Does the description clarify parameter syntax, constraints, interactions, or defaults beyond what the schema provides?

Schema description coverage is 100%, so parameters are well-documented in the schema. The description adds no additional meaning beyond implying that 'content' and 'topic' are optional (since only 'message_id' is required), but it doesn't clarify parameter interactions or constraints beyond what the schema provides, meeting the baseline for high coverage.

Input schemas describe structure but not intent. Descriptions should explain non-obvious parameter relationships and valid value ranges.

Purpose4/5

Does the description clearly state what the tool does and how it differs from similar tools?

The description clearly states the verb ('Edit') and resource ('an existing message's content or topic'), making the purpose unambiguous. It distinguishes from siblings like 'delete-message' (deletion) and 'send-message' (creation), though it doesn't explicitly contrast with 'edit-draft' or 'edit-scheduled-message' for similar editing functions on different message types.

Agents choose between tools based on descriptions.

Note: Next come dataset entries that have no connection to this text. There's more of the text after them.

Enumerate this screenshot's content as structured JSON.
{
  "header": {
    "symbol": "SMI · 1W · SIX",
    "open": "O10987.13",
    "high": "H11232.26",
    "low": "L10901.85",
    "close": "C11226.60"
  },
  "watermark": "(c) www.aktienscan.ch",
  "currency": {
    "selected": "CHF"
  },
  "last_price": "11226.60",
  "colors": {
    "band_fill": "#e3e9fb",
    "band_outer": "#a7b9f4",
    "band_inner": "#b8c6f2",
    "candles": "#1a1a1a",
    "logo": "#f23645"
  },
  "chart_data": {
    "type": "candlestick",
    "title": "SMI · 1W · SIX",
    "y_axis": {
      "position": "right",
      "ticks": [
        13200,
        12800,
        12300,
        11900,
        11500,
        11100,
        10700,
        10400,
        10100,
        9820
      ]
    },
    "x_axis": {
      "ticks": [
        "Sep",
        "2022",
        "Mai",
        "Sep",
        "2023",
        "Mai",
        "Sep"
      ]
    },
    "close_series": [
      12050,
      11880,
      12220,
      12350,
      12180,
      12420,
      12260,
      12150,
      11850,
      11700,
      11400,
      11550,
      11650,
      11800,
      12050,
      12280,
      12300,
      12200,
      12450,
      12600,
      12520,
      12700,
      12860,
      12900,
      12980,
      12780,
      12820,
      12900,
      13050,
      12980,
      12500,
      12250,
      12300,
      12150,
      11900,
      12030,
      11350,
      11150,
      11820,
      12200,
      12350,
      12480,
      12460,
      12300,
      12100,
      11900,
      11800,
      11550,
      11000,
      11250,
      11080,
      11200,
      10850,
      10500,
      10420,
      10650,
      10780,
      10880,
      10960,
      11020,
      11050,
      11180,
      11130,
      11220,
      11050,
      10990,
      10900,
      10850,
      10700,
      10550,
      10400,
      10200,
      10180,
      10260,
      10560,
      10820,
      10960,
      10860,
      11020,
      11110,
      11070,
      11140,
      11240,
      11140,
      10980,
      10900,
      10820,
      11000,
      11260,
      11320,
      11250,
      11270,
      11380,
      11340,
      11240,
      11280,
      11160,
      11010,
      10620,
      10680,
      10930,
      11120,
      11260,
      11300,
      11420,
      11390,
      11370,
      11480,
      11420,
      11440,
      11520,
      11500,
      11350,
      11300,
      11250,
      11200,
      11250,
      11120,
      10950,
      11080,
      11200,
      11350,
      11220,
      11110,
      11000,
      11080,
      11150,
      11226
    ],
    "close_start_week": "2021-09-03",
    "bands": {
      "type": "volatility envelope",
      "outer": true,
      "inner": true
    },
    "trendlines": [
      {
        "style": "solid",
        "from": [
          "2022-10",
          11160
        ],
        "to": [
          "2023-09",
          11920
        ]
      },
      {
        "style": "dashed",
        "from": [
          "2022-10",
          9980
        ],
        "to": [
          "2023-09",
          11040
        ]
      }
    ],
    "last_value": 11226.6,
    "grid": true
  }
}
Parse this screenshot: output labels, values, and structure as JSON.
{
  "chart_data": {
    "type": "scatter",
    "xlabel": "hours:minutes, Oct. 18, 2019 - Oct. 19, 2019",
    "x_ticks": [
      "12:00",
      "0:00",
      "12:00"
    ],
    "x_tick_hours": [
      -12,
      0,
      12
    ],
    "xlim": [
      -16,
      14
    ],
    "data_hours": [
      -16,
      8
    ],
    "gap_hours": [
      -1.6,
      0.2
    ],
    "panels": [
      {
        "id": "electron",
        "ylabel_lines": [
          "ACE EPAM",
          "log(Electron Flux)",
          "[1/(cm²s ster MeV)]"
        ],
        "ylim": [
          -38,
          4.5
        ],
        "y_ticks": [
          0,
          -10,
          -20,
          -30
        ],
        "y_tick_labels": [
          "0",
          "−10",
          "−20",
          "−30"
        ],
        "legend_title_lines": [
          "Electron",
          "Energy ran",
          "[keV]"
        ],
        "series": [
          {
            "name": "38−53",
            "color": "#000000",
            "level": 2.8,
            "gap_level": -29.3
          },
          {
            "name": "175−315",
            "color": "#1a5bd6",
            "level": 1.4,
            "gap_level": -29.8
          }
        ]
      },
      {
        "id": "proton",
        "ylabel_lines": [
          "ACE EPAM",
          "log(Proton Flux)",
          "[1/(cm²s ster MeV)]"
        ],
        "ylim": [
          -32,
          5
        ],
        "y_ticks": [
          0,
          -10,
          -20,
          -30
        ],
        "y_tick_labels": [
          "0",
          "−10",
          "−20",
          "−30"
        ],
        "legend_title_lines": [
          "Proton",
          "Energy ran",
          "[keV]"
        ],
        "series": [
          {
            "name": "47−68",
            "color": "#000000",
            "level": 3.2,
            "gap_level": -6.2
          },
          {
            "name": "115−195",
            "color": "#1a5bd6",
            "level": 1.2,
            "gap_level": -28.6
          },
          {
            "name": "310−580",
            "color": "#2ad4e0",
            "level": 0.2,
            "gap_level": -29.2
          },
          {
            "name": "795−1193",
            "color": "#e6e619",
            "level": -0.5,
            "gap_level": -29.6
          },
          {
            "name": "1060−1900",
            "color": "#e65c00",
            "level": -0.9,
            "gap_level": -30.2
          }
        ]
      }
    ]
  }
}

A clear purpose with a specific verb and resource helps agents select the right tool.

Usage Guidelines2/5

Does the description explain when to use this tool, when not to, or what alternatives exist?

No guidance is provided on when to use this tool versus alternatives. It doesn't mention prerequisites (e.g., needing message_id), exclusions (e.g., not for drafts or scheduled messages), or comparisons to siblings like 'edit-draft' or 'edit-scheduled-message', leaving the agent to infer usage from context alone.

Agents often have multiple tools that could apply. Explicit usage guidance like "use X instead of Y when Z" prevents misuse.